Em tutela provisória de urgência, requereu que seja determinada a suspensão de sua movimentação do Rio de Janeiro para São Paulo, de modo que possa prosseguir com seu tratamento de saúde.
Para tanto, aduziu, em apertada síntese, que: i. é militar de carreira da Aeronáutica; ii. serve, atualmente, na Unidade de Serviço Regional de Infraestrutura, no Rio de Janeiro – SERINFRA-RJ, ocupando o posto de Major do quadro de oficiais engenheiros (QOENG); iii. foi diagnosticada, no ano de 2022, com espondilite anquilosante (CID M-45) por médicos da própria Força Aérea, onde segue fazendo o regular acompanhamento e tratamento na clínica de reumatologia; iv. a recomendação médica é pela manutenção no atual local de trabalho, em virtude da compatibilidade das funções ali desempenhadas e o seu diagnóstico; v. seu genitor, em 27/09/2024, veio a óbito em sua frente, o que gerou impactos emocionais que reverberaram em sua saúde física e psíquica; vi. três dias após 3 dias após o óbito de seu genitor, foi publicado em boletim sua movimentação ex officio, da cidade do Rio de Janeiro para São Paulo; vii. o Hospital de Força Aérea de São Paulo (HFASP) não possui médico reumatologista, o que obstaculizará o prosseguimento do seu tratamento; viii. é casada e possui dois filhos menores, um de 8 e outro de 3 anos, sendo certo que seu marido, por questões profissionais, não poderá a acompanhar; ix. as limitações físicas, dores intensas, e abalo psicológico tornaria inviável cuidar dos filhos sozinha em São Paulo, cidade onde não possui qualquer rede de apoio, pelo que terá que deixar seus filhos menores no Rio de Janeiro; e x. o Cemal, órgão responsável pelas perícia médicas e inspeções de saúde na Aeronáutica, declarou, expressamente, pela impossibilidade, no presente contexto, de movimentação.

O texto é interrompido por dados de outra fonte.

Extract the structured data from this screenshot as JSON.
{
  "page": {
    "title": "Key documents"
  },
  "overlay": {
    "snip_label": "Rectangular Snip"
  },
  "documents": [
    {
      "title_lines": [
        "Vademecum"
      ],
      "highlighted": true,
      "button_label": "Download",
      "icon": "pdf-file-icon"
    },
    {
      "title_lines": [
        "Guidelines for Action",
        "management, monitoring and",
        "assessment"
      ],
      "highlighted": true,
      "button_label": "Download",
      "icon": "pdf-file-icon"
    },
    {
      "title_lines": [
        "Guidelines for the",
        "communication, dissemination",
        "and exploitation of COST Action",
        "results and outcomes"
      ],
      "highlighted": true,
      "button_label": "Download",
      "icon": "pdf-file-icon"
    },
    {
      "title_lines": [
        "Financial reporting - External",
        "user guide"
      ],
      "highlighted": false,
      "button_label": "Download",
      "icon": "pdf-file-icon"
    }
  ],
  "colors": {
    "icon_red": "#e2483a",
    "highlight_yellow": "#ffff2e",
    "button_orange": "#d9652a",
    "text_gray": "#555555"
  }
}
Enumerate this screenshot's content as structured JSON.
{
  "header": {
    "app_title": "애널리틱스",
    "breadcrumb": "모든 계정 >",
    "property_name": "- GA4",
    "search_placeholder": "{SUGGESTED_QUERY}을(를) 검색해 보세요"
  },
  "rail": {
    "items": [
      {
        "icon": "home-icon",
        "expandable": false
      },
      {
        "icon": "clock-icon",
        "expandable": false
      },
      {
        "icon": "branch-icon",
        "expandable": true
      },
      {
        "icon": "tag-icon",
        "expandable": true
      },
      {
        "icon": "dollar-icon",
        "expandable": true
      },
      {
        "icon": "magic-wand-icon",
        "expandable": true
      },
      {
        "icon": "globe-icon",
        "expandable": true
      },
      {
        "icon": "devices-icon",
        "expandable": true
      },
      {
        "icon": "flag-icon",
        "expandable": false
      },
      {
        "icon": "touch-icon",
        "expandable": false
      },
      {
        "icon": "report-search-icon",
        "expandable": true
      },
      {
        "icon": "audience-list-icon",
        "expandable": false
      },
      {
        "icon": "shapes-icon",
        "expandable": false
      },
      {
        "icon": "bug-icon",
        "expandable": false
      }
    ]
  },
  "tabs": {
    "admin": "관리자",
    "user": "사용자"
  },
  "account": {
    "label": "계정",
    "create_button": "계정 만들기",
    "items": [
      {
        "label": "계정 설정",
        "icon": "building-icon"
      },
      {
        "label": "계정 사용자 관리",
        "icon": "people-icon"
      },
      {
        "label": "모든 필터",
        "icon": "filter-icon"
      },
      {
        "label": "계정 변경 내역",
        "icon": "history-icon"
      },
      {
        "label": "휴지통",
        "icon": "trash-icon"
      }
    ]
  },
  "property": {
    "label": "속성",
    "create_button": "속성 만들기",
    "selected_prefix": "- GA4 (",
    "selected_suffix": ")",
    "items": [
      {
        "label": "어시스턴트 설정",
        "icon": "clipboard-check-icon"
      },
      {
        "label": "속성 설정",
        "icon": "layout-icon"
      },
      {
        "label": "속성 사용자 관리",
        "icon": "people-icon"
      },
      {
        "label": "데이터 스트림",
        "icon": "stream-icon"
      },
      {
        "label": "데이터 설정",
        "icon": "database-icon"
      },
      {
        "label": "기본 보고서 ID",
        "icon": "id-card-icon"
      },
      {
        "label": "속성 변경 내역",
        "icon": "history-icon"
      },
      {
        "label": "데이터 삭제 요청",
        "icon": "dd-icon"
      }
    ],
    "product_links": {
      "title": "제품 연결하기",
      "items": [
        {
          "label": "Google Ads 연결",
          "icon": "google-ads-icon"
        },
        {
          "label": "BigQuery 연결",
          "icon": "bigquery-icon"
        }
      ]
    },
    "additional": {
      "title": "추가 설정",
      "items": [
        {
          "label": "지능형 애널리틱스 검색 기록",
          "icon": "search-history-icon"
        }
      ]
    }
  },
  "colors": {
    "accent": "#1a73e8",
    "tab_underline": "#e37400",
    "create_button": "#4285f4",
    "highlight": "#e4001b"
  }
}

Inicial instruída com documentos e comprovante de recolhimento das custas (evento 1).
Despacho que determinou a intimação da parte autora para ciência e manifestação acerca da redistribuído por auxílio de equalização (de RJNIT07S para RJRIO24F) (evento 5).
Decisão que indeferiu o pedido de tutela provisória de urgência (evento 15).
A UNIÃO apresentou contestação (v. evento 19). Em sua defesa, argumentou, quanto ao mérito, que: i. a ausência ou existência de transferência/movimentação de qualquer militar dentro do território nacional, por iniciativa da Administração Militar, objetiva atender a necessidade do serviço e o interesse público; ii. a transferência/movimentação de servidor militar constituiu ato discricionário, não passível, no tocante ao mérito, de controle judicial; iii. não há qualquer comprovação no sentido de que os familiares acometidos da enfermidade alegada dependem exclusivamente da parte demandante e que somente ela poderia prestar o adequado auxílio no tratamento da referida doença ou enfermidade; e iv. a presente pretensão contraria os artigos 2.º, 5.º, 37, 142, 143 e 169 da Constituição Federal e artigos 14, 28, 41, 43, 47, 49, 59, 60,61 e 94 da Lei n. 6.880/80.
TAISA FERREIRA LOPES DOS SANTOS formulou pedido de tutela incidental e requereu a produção de prova pericial (evento 25).
A UNIÃO requereu a juntada de documentos (eventos 26 e 27).
TAISA FERREIRA LOPES DOS SANTOS reiterou o pedido de concessão de tutela incidental (evento 28).
É o que consta. Decido.
II. É possível a reiteração do pedido de antecipação dos efeitos da tutela, desde que sejam apresentados fatos novos que demonstrem a existência do periculum in mora e da verossimilhança do direito alegado.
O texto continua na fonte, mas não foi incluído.